The tissue analysis (from that needle biopsy) showed that it was cancer in my lung, but that it was not lung cancer, i.e., the cancer that was growing in my lungs was not lung tissue. Instead the tissue markers showed that it was GI cancer, in other words, there was another tumor – the primary one had to be somewhere in my gut. They needed to find it or it would continue to grow and dump cancer cells in my system and grow tumors at other sites. That was why the EGD was necessary.
Nailed It
I couldn’t see that report in My Chart, but at my oncology visit for IV chemo treatment, he told me that the esophageal site was indeed cancerous. And, because of tumor markers, it was determined that it was the exact same cancer that was in my lungs. In other words, I had cancer in my lungs, but it wasn’t lung cancer, but was GI cancer. Nice, I thought. Only I would have some tiny place that didn’t appear cancerous but metastasize to my lungs and fill them up. Go figure. But, at least we knew where the primary tumor was (the esophagus) and that by treating the cancer in the lung we’d also treat the esophageal cancer. That’s a twofer and I’m all for it. Neither of the CAT scans or PET scan (or the EGD) showed any sign of other metastases.

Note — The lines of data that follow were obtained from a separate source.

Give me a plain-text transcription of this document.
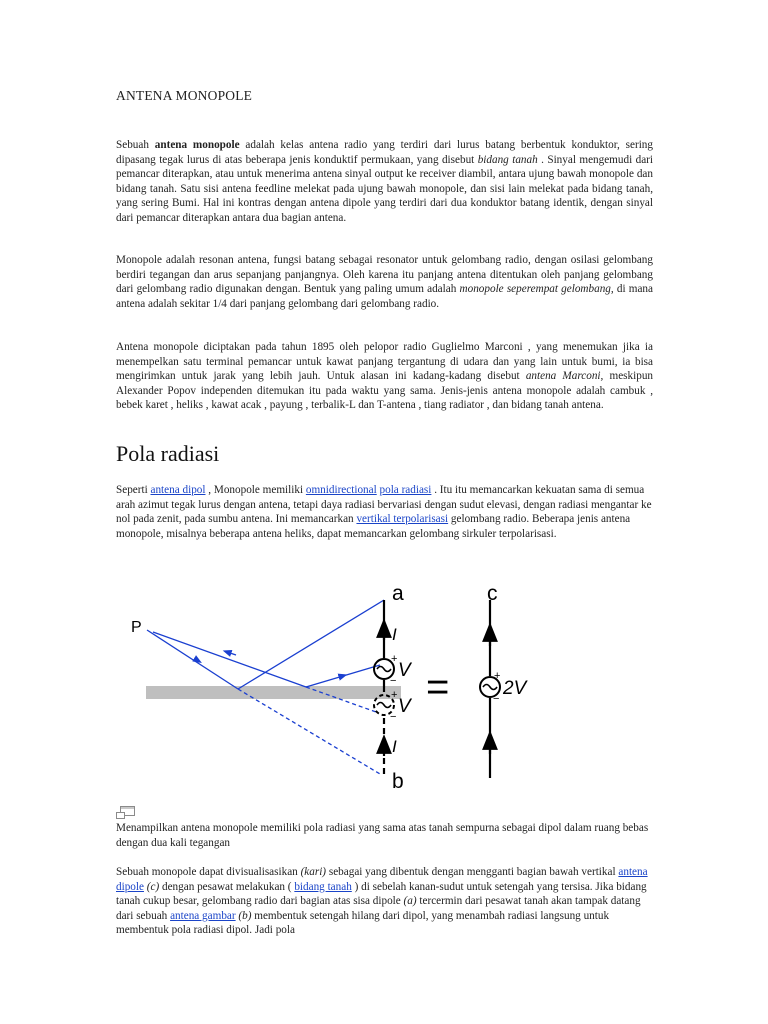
ANTENA MONOPOLE

Sebuah antena monopole adalah kelas antena radio yang terdiri dari lurus batang berbentuk konduktor, sering dipasang tegak lurus di atas beberapa jenis konduktif permukaan, yang disebut bidang tanah . Sinyal mengemudi dari pemancar diterapkan, atau untuk menerima antena sinyal output ke receiver diambil, antara ujung bawah monopole dan bidang tanah. Satu sisi antena feedline melekat pada ujung bawah monopole, dan sisi lain melekat pada bidang tanah, yang sering Bumi. Hal ini kontras dengan antena dipole yang terdiri dari dua konduktor batang identik, dengan sinyal dari pemancar diterapkan antara dua bagian antena.

Monopole adalah resonan antena, fungsi batang sebagai resonator untuk gelombang radio, dengan osilasi gelombang berdiri tegangan dan arus sepanjang panjangnya. Oleh karena itu panjang antena ditentukan oleh panjang gelombang dari gelombang radio digunakan dengan. Bentuk yang paling umum adalah monopole seperempat gelombang, di mana antena adalah sekitar 1/4 dari panjang gelombang dari gelombang radio.

Antena monopole diciptakan pada tahun 1895 oleh pelopor radio Guglielmo Marconi , yang menemukan jika ia menempelkan satu terminal pemancar untuk kawat panjang tergantung di udara dan yang lain untuk bumi, ia bisa mengirimkan untuk jarak yang lebih jauh. Untuk alasan ini kadang-kadang disebut antena Marconi, meskipun Alexander Popov independen ditemukan itu pada waktu yang sama. Jenis-jenis antena monopole adalah cambuk , bebek karet , heliks , kawat acak , payung , terbalik-L dan T-antena , tiang radiator , dan bidang tanah antena.

Pola radiasi

Seperti antena dipol , Monopole memiliki omnidirectional pola radiasi . Itu itu memancarkan kekuatan sama di semua arah azimut tegak lurus dengan antena, tetapi daya radiasi bervariasi dengan sudut elevasi, dengan radiasi mengantar ke nol pada zenit, pada sumbu antena. Ini memancarkan vertikal terpolarisasi gelombang radio. Beberapa jenis antena monopole, misalnya beberapa antena heliks, dapat memancarkan gelombang sirkuler terpolarisasi.

Menampilkan antena monopole memiliki pola radiasi yang sama atas tanah sempurna sebagai dipol dalam ruang bebas dengan dua kali tegangan

Sebuah monopole dapat divisualisasikan (kari) sebagai yang dibentuk dengan mengganti bagian bawah vertikal antena dipole (c) dengan pesawat melakukan ( bidang tanah ) di sebelah kanan-sudut untuk setengah yang tersisa. Jika bidang tanah cukup besar, gelombang radio dari bagian atas sisa dipole (a) tercermin dari pesawat tanah akan tampak datang dari sebuah antena gambar (b) membentuk setengah hilang dari dipol, yang menambah radiasi langsung untuk membentuk pola radiasi dipol. Jadi pola

P
a
b
c
I
I
V
V
2V
+
−
+
−
+
−
=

So, that’s pretty much it, finally. But, let me close by noting that the quote from the book of James at the beginning of this entry as it nails it: you really don’t know what your life will be like tomorrow – good, bad, or ugly. I went from being short of breath briefly while still working full time to being out of work in less than 4 months. Hard to believe. As a friend of mine said: “Nobody gets out of here alive” and it is reckless to pretend otherwise.
Sorry, for the lengthy entry, but, trust me, this process seemed a lot longer to me than it did to you.